Little Love

August 29, 2010
By kelsey** GOLD, Chadds Ford, Pennsylvania
kelsey** GOLD, Chadds Ford, Pennsylvania
14 articles 7 photos 1 comment

Come, little child, into my arms
wipe away the tears you haven’t shed
hold me close, hold me tight

Dear child, I know the things you haven’t
things you’ve never seen, or felt, or heard
Come, little child, into my arms

Stroke my hair, little one, and smile
I’ll believe you when you tell me it’s okay
hold me close, hold me tight

Kiss away these troubles, little Love,
sooth these scars and heals these wounds
Come, little child, into my arms

Come, little child, into my arms
hold me close, hold me tight
I need you, my darling, as you need me
to hold you close, to hold you tight

The author's comments:
This poem was inspired, as many of my writings are, by a dream, so beware of strange people and ideas…

Scene:In the midst of my own chaotic, self-induced, mental apocolypse, in a raging world which thankfully does not actually exsist.

Event: a little girl comes out of the crowd and, noticing the tears streaming down my face, walks to me and takes my hand.
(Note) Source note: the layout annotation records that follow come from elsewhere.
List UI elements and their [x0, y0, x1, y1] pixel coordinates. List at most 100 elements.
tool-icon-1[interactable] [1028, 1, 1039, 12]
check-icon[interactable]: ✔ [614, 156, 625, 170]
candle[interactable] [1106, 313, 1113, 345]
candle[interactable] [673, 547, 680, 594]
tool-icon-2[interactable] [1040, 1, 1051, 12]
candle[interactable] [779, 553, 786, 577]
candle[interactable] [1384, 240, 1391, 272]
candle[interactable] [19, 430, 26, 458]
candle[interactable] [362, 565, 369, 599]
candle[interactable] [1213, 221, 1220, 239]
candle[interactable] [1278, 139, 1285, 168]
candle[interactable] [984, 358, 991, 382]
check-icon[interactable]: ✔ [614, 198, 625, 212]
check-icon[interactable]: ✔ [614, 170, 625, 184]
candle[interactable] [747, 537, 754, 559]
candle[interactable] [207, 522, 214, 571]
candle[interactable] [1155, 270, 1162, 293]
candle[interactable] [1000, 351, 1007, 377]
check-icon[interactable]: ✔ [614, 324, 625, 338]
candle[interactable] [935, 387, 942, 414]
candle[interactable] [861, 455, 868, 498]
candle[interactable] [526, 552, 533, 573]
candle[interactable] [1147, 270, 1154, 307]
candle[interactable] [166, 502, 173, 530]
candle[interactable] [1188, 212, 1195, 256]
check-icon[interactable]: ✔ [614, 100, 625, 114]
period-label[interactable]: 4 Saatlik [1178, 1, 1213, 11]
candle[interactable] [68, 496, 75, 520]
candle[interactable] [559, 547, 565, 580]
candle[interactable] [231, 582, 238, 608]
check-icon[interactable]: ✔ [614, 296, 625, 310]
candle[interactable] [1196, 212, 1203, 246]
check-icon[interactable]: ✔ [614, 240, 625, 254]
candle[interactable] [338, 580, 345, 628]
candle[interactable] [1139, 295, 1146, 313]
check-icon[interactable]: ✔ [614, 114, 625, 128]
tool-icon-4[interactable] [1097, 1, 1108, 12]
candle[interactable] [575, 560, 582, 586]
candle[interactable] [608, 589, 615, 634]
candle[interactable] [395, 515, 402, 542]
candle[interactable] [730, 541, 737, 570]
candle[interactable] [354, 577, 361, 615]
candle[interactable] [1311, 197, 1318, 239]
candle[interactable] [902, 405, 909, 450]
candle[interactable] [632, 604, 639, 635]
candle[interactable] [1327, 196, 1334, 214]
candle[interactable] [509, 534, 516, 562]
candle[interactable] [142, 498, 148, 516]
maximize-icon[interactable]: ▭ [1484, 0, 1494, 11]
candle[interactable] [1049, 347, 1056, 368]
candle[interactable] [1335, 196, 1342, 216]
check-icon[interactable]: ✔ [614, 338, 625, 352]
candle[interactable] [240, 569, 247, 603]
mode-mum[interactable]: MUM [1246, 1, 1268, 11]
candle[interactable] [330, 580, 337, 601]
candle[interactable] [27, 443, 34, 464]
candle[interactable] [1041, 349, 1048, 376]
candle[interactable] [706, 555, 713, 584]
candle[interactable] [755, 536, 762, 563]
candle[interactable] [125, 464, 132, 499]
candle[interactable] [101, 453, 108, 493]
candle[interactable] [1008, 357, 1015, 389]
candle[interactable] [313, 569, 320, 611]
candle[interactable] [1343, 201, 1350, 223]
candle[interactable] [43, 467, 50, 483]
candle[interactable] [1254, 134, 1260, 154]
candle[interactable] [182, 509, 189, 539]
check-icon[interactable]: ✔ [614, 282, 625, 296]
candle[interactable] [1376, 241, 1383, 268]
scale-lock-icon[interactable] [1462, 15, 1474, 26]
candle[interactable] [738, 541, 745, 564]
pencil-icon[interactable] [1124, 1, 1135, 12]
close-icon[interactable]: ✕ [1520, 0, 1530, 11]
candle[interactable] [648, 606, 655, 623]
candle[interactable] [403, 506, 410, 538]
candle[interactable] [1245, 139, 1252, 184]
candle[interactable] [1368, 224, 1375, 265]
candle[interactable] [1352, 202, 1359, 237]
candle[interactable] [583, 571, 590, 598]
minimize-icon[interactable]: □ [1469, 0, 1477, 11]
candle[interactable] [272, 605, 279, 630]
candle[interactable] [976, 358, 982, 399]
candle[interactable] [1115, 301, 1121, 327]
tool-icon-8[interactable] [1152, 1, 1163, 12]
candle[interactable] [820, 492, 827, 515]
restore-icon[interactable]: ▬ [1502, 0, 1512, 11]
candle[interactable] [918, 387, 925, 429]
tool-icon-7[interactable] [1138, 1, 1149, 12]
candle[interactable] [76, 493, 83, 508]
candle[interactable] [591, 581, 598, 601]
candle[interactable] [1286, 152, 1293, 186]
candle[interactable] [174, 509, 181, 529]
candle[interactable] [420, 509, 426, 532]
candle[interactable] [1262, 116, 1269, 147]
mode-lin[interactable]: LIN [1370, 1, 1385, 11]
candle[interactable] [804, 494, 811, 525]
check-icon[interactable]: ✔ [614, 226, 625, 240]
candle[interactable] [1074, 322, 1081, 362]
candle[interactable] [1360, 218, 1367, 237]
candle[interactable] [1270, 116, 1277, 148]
Pulling me out of the horrors, she hugs me with all her might, consoling me for things she couldn’t possibly understand.

…I find it so incredible how roles reverse; I should be the one who picks up a child like this when she falls and scrapes her knees, who wipes away her pint-sized tears. But here she is, wise far beyond her years, and it makes me slightly embarrrassed that I could not be comforted by anyone but her (not that I’m analyzing my dream or anything). Motherly-type affections confuse me (naturally, since I don’t have children), but nontheless I awoke with an understanding that adults do not just depend on adults, or even that children depend solely on adults, or any combination of people; we all need each other, all ages, all sorts. How can we know who we are if we don’t readily see who were were and what we will become (generally speaking, of course)?

This is in a lose form of a villanelle, I love villanelles, but it’s really not a subject matter for any strict form of poetry.